L’intensification du souvenir. L’évocation.

Je connais le nom des rosiers de mon jardin ; mais il arrive parfois que je me trouve incapable de dire comment se nomme l’un d’eux, j’ai le nom « sur le bout de la langue » mais je ne peux le prononcer, je suis incapable de l’évoquer mais je ne l’ai pas oublié, je sais que si l’on prononce ce nom parmi d’autres je le reconnaîtrai et que je le reconnaîtrai aussi en feuilletant rapidement un catalogue où se trouve ce nom. La reconnaissance est un stade inférieur de la capacité d’utilisation du souvenir, il semble que ce soit une évocation inachevée. Pour qu’un souvenir soit facilement utilisable, il faut qu’il puisse être facilement évoqué.

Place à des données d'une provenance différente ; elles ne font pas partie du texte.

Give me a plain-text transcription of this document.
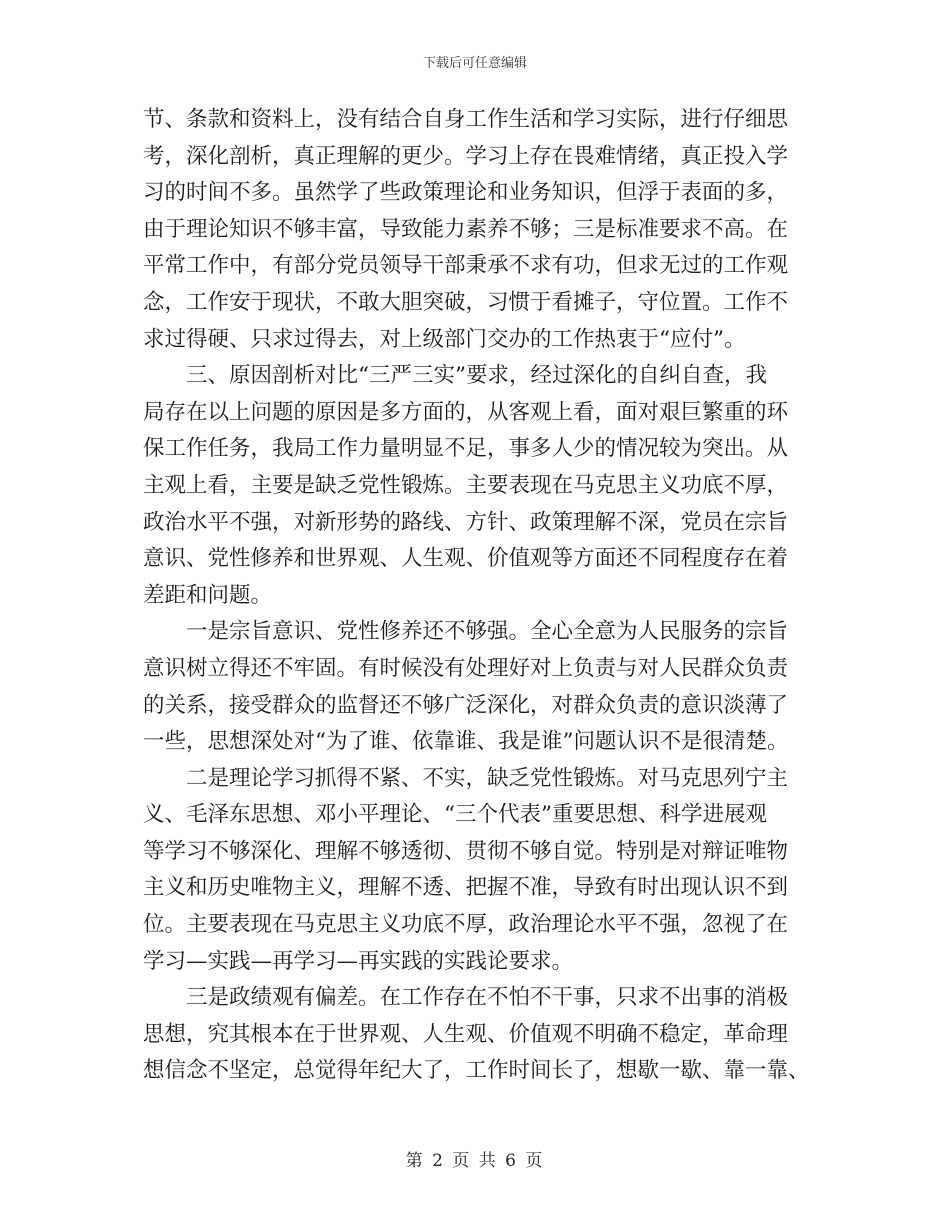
下载后可任意编辑
节、条款和资料上，没有结合自身工作生活和学习实际，进行仔细思
考，深化剖析，真正理解的更少。学习上存在畏难情绪，真正投入学
习的时间不多。虽然学了些政策理论和业务知识，但浮于表面的多，
由于理论知识不够丰富，导致能力素养不够；三是标准要求不高。在
平常工作中，有部分党员领导干部秉承不求有功，但求无过的工作观
念，工作安于现状，不敢大胆突破，习惯于看摊子，守位置。工作不
求过得硬、只求过得去，对上级部门交办的工作热衷于“应付”。
三、原因剖析对比“三严三实”要求，经过深化的自纠自查，我
局存在以上问题的原因是多方面的，从客观上看，面对艰巨繁重的环
保工作任务，我局工作力量明显不足，事多人少的情况较为突出。从
主观上看，主要是缺乏党性锻炼。主要表现在马克思主义功底不厚，
政治水平不强，对新形势的路线、方针、政策理解不深，党员在宗旨
意识、党性修养和世界观、人生观、价值观等方面还不同程度存在着
差距和问题。
一是宗旨意识、党性修养还不够强。全心全意为人民服务的宗旨
意识树立得还不牢固。有时候没有处理好对上负责与对人民群众负责
的关系，接受群众的监督还不够广泛深化，对群众负责的意识淡薄了
一些，思想深处对“为了谁、依靠谁、我是谁”问题认识不是很清楚。
二是理论学习抓得不紧、不实，缺乏党性锻炼。对马克思列宁主
义、毛泽东思想、邓小平理论、“三个代表”重要思想、科学进展观
等学习不够深化、理解不够透彻、贯彻不够自觉。特别是对辩证唯物
主义和历史唯物主义，理解不透、把握不准，导致有时出现认识不到
位。主要表现在马克思主义功底不厚，政治理论水平不强，忽视了在
学习—实践—再学习—再实践的实践论要求。
三是政绩观有偏差。在工作存在不怕不干事，只求不出事的消极
思想，究其根本在于世界观、人生观、价值观不明确不稳定，革命理
想信念不坚定，总觉得年纪大了，工作时间长了，想歇一歇、靠一靠、
第 2 页 共 6 页
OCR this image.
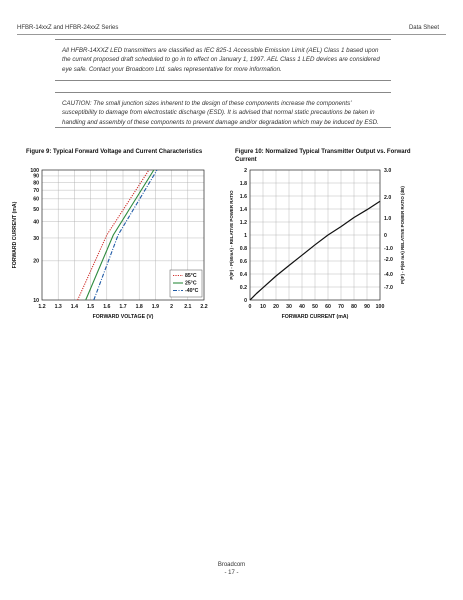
HFBR-14xxZ and HFBR-24xxZ Series	Data Sheet
All HFBR-14XXZ LED transmitters are classified as IEC 825-1 Accessible Emission Limit (AEL) Class 1 based upon the current proposed draft scheduled to go in to effect on January 1, 1997. AEL Class 1 LED devices are considered eye safe. Contact your Broadcom Ltd. sales representative for more information.
CAUTION: The small junction sizes inherent to the design of these components increase the components' susceptibility to damage from electrostatic discharge (ESD). It is advised that normal static precautions be taken in handling and assembly of these components to prevent damage and/or degradation which may be induced by ESD.
Figure 9: Typical Forward Voltage and Current Characteristics	Figure 10: Normalized Typical Transmitter Output vs. Forward Current
1.2 1.3 1.4 1.5 1.6 1.7 1.8 1.9 2 2.1 2.2
10
20
30
40
50
60
70
80
90
100
85°C
25°C
-40°C
FORWARD VOLTAGE (V)
FORWARD CURRENT (mA)
0 10 20 30 40 50 60 70 80 90 100
0
0.2
0.4
0.6
0.8
1
1.2
1.4
1.6
1.8
2	3.0
2.0
1.0
0
-1.0
-2.0
-4.0
-7.0
FORWARD CURRENT (mA)
P(IF) - P(60mA) - RELATIVE POWER RATIO	P(IF) - P(60 mA) RELATIVE POWER RATIO (dB)
Broadcom
- 17 -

L’évocation peut être automatique, comme dans le cas d’un écolier qui récite par cœur grâce à de simples associations de contiguïté. Elle peut être au contraire le résultat d’une association logique et réfléchie des idées.

Or, l’évocation automatique risque de nous faire prisonniers de notre mémoire. Si l’écolier qui a appris un résumé par cœur ne peut répondre à une question qui correspond à une phrase de ce résumé sans reprendre la récitation de ce résumé par le commencement, il se trouve être un tel esclave.

Il faut se dégager d’une telle contrainte en utilisant des études nouvelles. Il n’est pas bon de tout garder de nos acquisitions passées et il convient d’assouplir ce que nous voulons garder. C’est, dit Piéron, le jeu de l’activité intellectuelle assouplissante qui nous libère de la mémoire dans la mesure même où elle la développe.

Le développement de la mémoire. — Les premières manifestations nettes de mémoire apparaissent dès le troisième mois. Entre le 3e et le 6e mois l’enfant a un sentiment précis de familiarité. Vers 8 à 9 mois, l’enfant reconnaît les personnes de son entourage, après 3 ou 4 jours d’absence. À dix-huit mois cette reconnaissance se fait après plus d’une semaine d’absence. Avant deux ans l’enfant garde des souvenirs nets d’événements datant de plusieurs semaines.

Vers trois ans l’enfant peut localiser approximativement son souvenir dans le temps et dans l’espace mais ce n’est qu’entre sept et onze ans que les souvenirs commencent à s’ordonner en séries chronologiques.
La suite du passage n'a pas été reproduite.